In 2009 he deleted his @mechanicaldummy account after he ranted against the music industry claiming he was blackballed in the aftermath of his assault on Rihanna. Then in 2011 he and Frank Ocean volleyed shots back and forth. And who could forget his foulmouthed Twitter tango with comedian and TV producer Jenny Johnson?

Despite all of the past digital drama, there is something about his 12.3 million Twitter followers that keeps bringing Brown back. "With me, it's just that everything I say is looked at under a microscope, so I gotta kinda pull back sometimes even if I wanna be funny, if I'm joking or if I'm just being myself," he told MTV News of his outlook on his social networking presence.

"I think if I'm promoting my album or showing people my artwork or showing them the positive stuff that I'm doing, that's all that's necessary," Brown continued. "I think my personal life is pretty much an open book as it is now, but I try to keep some sanity to who I am so I try to stay off of it as much as possible."

It's not just Twitter though. In January, Breezy chose to make his Instagram account private. "Social media takes away the essence of why we are even special or icons," Brown wrote on the picture-sharing network. "So with that, I'm detaching myself from that world."

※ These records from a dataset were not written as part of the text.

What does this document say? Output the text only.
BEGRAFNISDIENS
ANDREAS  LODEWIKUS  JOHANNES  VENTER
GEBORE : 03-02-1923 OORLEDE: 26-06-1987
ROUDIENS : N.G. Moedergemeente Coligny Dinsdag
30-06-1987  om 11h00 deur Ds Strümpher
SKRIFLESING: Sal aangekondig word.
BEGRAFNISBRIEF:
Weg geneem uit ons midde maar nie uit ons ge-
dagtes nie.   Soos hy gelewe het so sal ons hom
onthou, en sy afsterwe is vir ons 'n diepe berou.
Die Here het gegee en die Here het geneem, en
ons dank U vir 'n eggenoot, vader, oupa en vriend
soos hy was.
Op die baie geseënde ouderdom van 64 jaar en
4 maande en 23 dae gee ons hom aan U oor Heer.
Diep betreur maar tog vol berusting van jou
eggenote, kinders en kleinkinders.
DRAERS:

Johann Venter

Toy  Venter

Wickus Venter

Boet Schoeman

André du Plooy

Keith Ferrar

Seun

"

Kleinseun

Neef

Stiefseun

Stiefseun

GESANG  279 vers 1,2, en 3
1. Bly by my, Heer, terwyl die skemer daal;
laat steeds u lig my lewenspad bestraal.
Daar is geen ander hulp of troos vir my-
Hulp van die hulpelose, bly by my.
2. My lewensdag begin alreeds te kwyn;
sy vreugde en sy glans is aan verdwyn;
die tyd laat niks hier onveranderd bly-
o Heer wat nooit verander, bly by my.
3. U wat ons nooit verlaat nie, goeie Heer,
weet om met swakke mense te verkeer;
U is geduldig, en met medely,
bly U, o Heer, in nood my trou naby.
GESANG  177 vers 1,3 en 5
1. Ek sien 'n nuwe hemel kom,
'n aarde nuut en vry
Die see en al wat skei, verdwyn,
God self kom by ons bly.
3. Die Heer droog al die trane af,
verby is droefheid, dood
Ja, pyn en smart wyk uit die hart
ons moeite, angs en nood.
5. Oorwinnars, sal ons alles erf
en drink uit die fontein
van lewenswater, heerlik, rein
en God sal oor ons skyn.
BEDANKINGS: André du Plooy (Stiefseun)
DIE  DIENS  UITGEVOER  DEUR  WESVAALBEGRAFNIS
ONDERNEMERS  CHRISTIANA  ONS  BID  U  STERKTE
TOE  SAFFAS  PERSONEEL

Days before he privatized the Instagram account, Brown posted a drawing of Jesus Christ on a cross with the caption "Painting the way I feel today. Focus on what matters!"

On Monday, Breezy released "Fine China," the first single from his forthcoming album X, and he has been doing a ton of media interviews in support of it. For the most part, his Twitter feed has been strictly promotional, tweeting and retweeting anything that has to do with his single, its video and his upcoming album. It's his way of pulling back and avoiding the scrutiny that he often comes under.

"I give 'em what they need and not what they want," he said.